The Last Kingdom: Game of Thrones for history buffs

Winchester Palace, seat of the Saxon King Alfred, sometime in the late 9th century. Flaming torches line walls on which faded Roman frescoes can still be made out. A group of conquering Vikings in furs and helmets lurk in the corner, their wounds and blackened faces suggesting a recent battle. Alfred is nowhere to be seen, having fled into exile. In the centre of the room three more Vikings sit at a table with Aethelwold, Alfred’s worried-looking young nephew. The oldest and hairiest of the trio points a sword at the boy and places a crown on his head. “If you want to be king then you must kill him.”

“Cut! Lovely. Very nice,” says the director, puncturing the tension with some British luvvie-speak. It’s the height of summer in a studio outside Budapest, towards the end of the shoot for The Last Kingdom, a BBC adaptation of Bernard Cornwell’s bestselling Saxon Stories novels in which the smouldering Alexander Dreymon as Uhtred of Bebbanburg aims to do for the Dark Ages what Sean Bean did for the Napoleonic Wars in the adaptations of Cornwell’s Sharpe books. The series, which has premiered on BBC America to strong reviews and starts here tomorrow, taps into the same seam of medieval brutality and black-hearted morals as Game of Thrones does. One thing it isn’t is “very nice”.

The first eight-part season (everyone is hopeful there will be more) is being produced by Carnival Films (Downton Abbey) and is adapted by Stephen Butchard (Good Cop, House of Saddam). It focuses on a turbulent yet neglected period in our history: the years after the departure of the Romans and before the arrival of the Normans, when England was a collection of smaller kingdoms, beset by Norse invaders.

Wessex is the last kingdom in question, ruled by Alfred, infamous burner of cakes, who rose to become monarch of a united England. Alfred, played by David Dawson, has a significant part in the series, but the protagonist — and a dashing new Poldark in the making — is Dreymon’s Uhtred. The son of a Saxon nobleman, he is abducted and raised by Vikings and torn between the two cultures, the first measured and Christian, the second wild and pagan.

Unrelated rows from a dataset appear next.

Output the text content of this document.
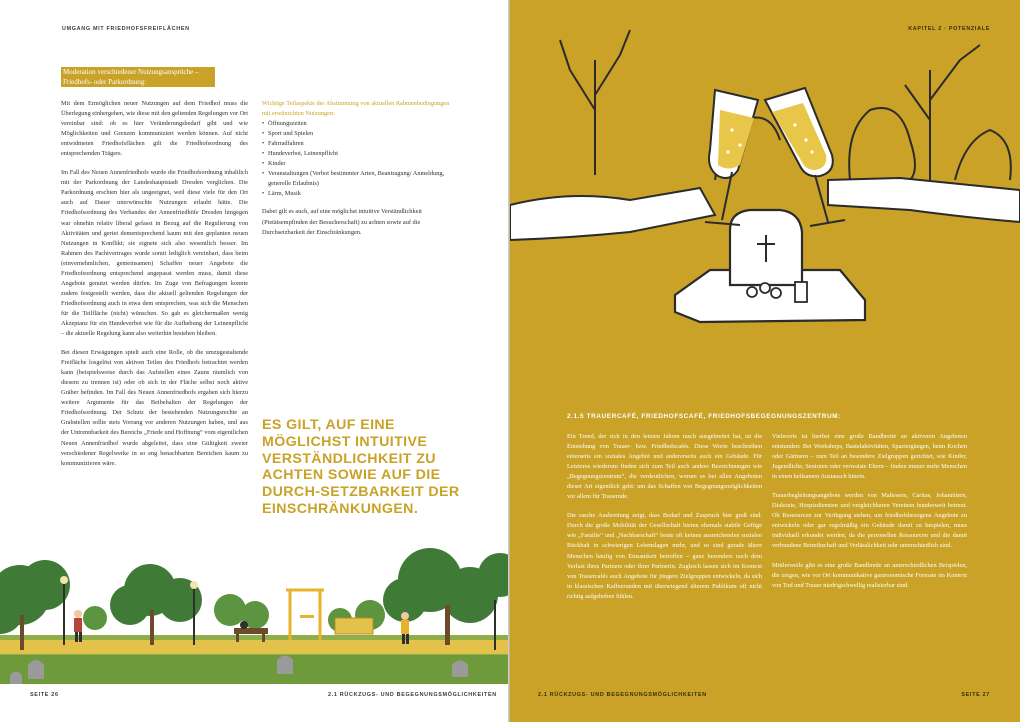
UMGANG MIT FRIEDHOFSFREIFLÄCHEN
Moderation verschiedener Nutzungsansprüche – Friedhofs- oder Parkordnung:

Mit dem Ermöglichen neuer Nutzungen auf dem Friedhof muss die Überlegung einhergehen, wie diese mit den geltenden Regelungen vor Ort vereinbar sind: ob es hier Veränderungsbedarf gibt und wie Möglichkeiten und Grenzen kommuniziert werden können. Auf nicht entwidmeten Friedhofsflächen gilt die Friedhofsordnung des entsprechenden Trägers.

Im Fall des Neuen Annenfriedhofs wurde die Friedhofsordnung inhaltlich mit der Parkordnung der Landeshauptstadt Dresden verglichen. Die Parkordnung erschien hier als ungeeignet, weil diese viele für den Ort auch auf Dauer unerwünschte Nutzungen erlaubt hätte. Die Friedhofsordnung des Verbandes der Annenfriedhöfe Dresden hingegen war ohnehin relativ liberal gefasst in Bezug auf die Regulierung von Aktivitäten und geriet dementsprechend kaum mit den geplanten neuen Nutzungen in Konflikt; sie eignete sich also wesentlich besser. Im Rahmen des Pachtvertrages wurde somit lediglich vereinbart, dass beim (einvernehmlichen, gemeinsamen) Schaffen neuer Angebote die Friedhofsordnung entsprechend angepasst werden muss, damit diese Angebote genutzt werden dürfen. Im Zuge von Befragungen konnte zudem festgestellt werden, dass die aktuell geltenden Regelungen der Friedhofsordnung auch in etwa dem entsprechen, was sich die Menschen für die Teilfläche (nicht) wünschen. So gab es gleichermaßen wenig Akzeptanz für ein Hundeverbot wie für die Aufhebung der Leinenpflicht – die aktuelle Regelung kann also weiterhin bestehen bleiben.

Bei diesen Erwägungen spielt auch eine Rolle, ob die umzugestaltende Freifläche losgelöst von aktiven Teilen des Friedhofs betrachtet werden kann (beispielsweise durch das Aufstellen eines Zauns räumlich von diesem zu trennen ist) oder ob sich in der Fläche selbst noch aktive Gräber befinden. Im Fall des Neuen Annenfriedhofs ergaben sich hierzu weitere Argumente für das Beibehalten der Regelungen der Friedhofsordnung. Der Schutz der bestehenden Nutzungsrechte an Grabstellen sollte stets Vorrang vor anderen Nutzungen haben, und aus der Untrennbarkeit des Bereichs „Friede und Hoffnung“ vom eigentlichen Neuen Annenfriedhof wurde abgeleitet, dass eine Gültigkeit zweier verschiedener Regelwerke in so eng benachbarten Bereichen kaum zu kommunizieren wäre.

Wichtige Teilaspekte der Abstimmung von aktuellen Rahmenbedingungen mit erwünschten Nutzungen:

• Öffnungszeiten
• Sport und Spielen
• Fahrradfahren
• Hundeverbot, Leinenpflicht
• Kinder
• Veranstaltungen (Verbot bestimmter Arten, Beantragung/ Anmeldung, generelle Erlaubnis)
• Lärm, Musik

Dabei gilt es auch, auf eine möglichst intuitive Verständlichkeit (Pietätsempfinden der Besucherschaft) zu achten sowie auf die Durchsetzbarkeit der Einschränkungen.

ES GILT, AUF EINE MÖGLICHST INTUITIVE VERSTÄNDLICHKEIT ZU ACHTEN SOWIE AUF DIE DURCH-SETZBARKEIT DER EINSCHRÄNKUNGEN.
SEITE 26	2.1 RÜCKZUGS- UND BEGEGNUNGSMÖGLICHKEITEN
KAPITEL 2 · POTENZIALE
2.1.5 TRAUERCAFÉ, FRIEDHOFSCAFÉ, FRIEDHOFSBEGEGNUNGSZENTRUM:

Ein Trend, der sich in den letzten Jahren rasch ausgebreitet hat, ist die Entstehung von Trauer- bzw. Friedhofscafés. Diese Worte beschreiben einerseits ein soziales Angebot und andererseits auch ein Gebäude. Für Letzteres wiederum finden sich zum Teil auch andere Bezeichnungen wie „Begegnungszentrum“, die verdeutlichen, worum es bei allen Angeboten dieser Art eigentlich geht: um das Schaffen von Begegnungsmöglichkeiten vor allem für Trauernde.

Die rasche Ausbreitung zeigt, dass Bedarf und Zuspruch hier groß sind. Durch die große Mobilität der Gesellschaft bieten ehemals stabile Gefüge wie „Familie“ und „Nachbarschaft“ heute oft keinen ausreichenden sozialen Rückhalt in schwierigen Lebenslagen mehr, und so sind gerade ältere Menschen häufig von Einsamkeit betroffen – ganz besonders nach dem Verlust ihres Partners oder ihrer Partnerin. Zugleich lassen sich im Kontext von Trauercafés auch Angebote für jüngere Zielgruppen entwickeln, da sich in klassischen Kaffeerunden mit überwiegend älterem Publikum oft nicht richtig aufgehoben fühlen.

Vielerorts ist hierbei eine große Bandbreite an aktiveren Angeboten entstanden: Bei Workshops, Bastelaktivitäten, Spaziergängen, beim Kochen oder Gärtnern – zum Teil an besondere Zielgruppen gerichtet, wie Kinder, Jugendliche, Senioren oder verwaiste Eltern – finden immer mehr Menschen in einen heilsamen Austausch hinein.

Trauerbegleitungsangebote werden von Maltesern, Caritas, Johannitern, Diakonie, Hospizdiensten und vergleichbaren Vereinen bundesweit betreut. Ob Ressourcen zur Verfügung stehen, um friedhofsbezogene Angebote zu entwickeln oder gar regelmäßig ein Gebäude damit zu bespielen, muss individuell erkundet werden, da die personellen Ressourcen und die damit verbundene Betreibschaft und Verlässlichkeit sehr unterschiedlich sind.

Mittlerweile gibt es eine große Bandbreite an unterschiedlichen Beispielen, die zeigen, wie vor Ort kommunikative gastronomische Formate im Kontext von Tod und Trauer niedrigschwellig realisierbar sind.

2.1 RÜCKZUGS- UND BEGEGNUNGSMÖGLICHKEITEN	SEITE 27
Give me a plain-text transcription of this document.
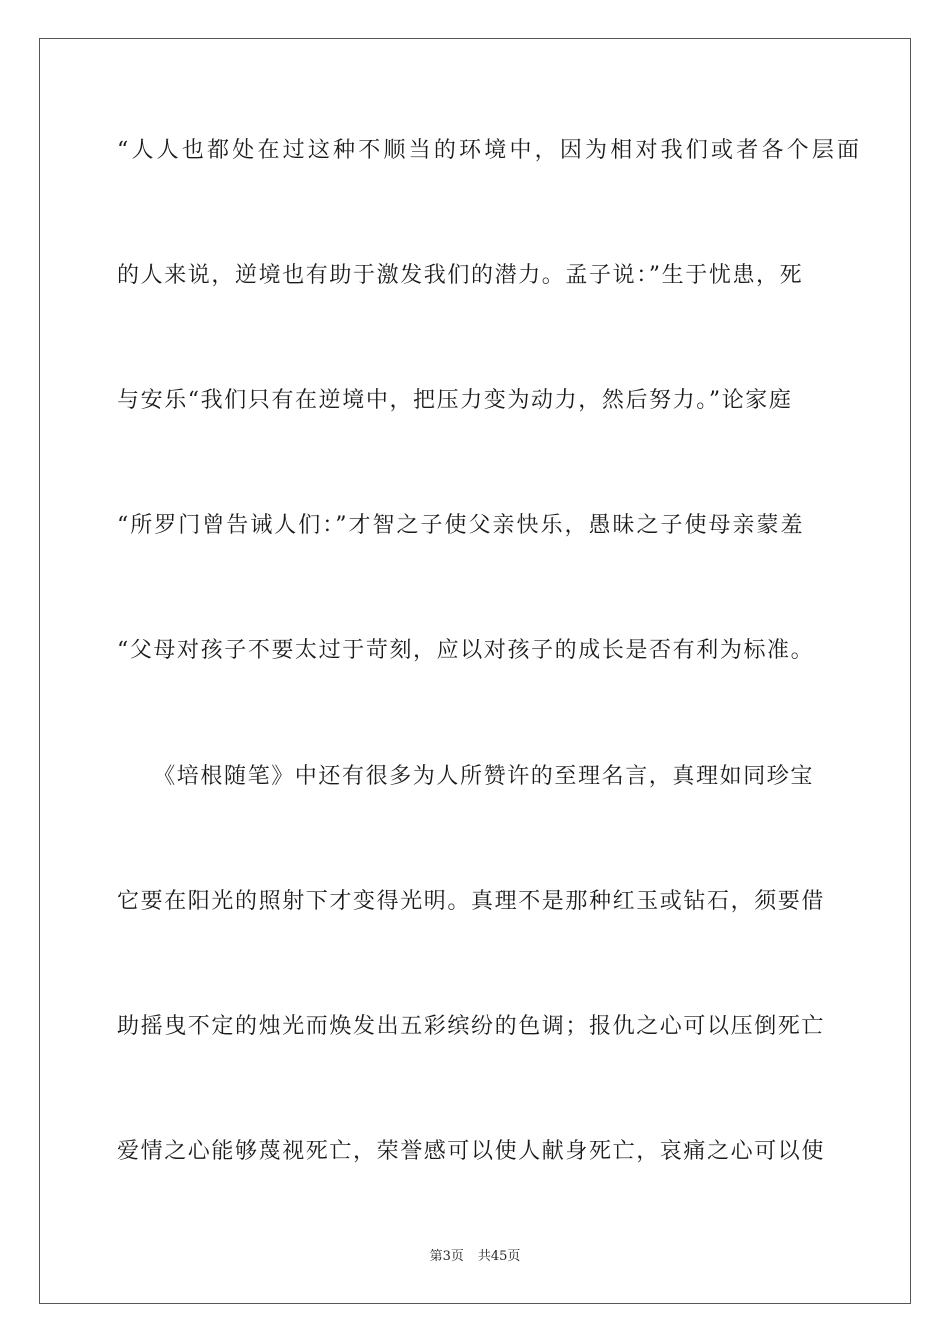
“人人也都处在过这种不顺当的环境中，因为相对我们或者各个层面
的人来说，逆境也有助于激发我们的潜力。孟子说：”生于忧患，死
与安乐“我们只有在逆境中，把压力变为动力，然后努力。”论家庭
“所罗门曾告诫人们：”才智之子使父亲快乐，愚昧之子使母亲蒙羞
“父母对孩子不要太过于苛刻，应以对孩子的成长是否有利为标准。
　　《培根随笔》中还有很多为人所赞许的至理名言，真理如同珍宝
它要在阳光的照射下才变得光明。真理不是那种红玉或钻石，须要借
助摇曳不定的烛光而焕发出五彩缤纷的色调；报仇之心可以压倒死亡
爱情之心能够蔑视死亡，荣誉感可以使人献身死亡，哀痛之心可以使
第3页 共45页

Uhtred’s story embodies the upheavals of the time, which remain largely unexplored, Cornwell says. “People in England simply do not know where England comes from. We’re not taught about the Saxon period, apart from Alfred being a bad cook. I think it’s a story that’s worth knowing. Something happened between 850 and 950 — the creation of the country that we call England.”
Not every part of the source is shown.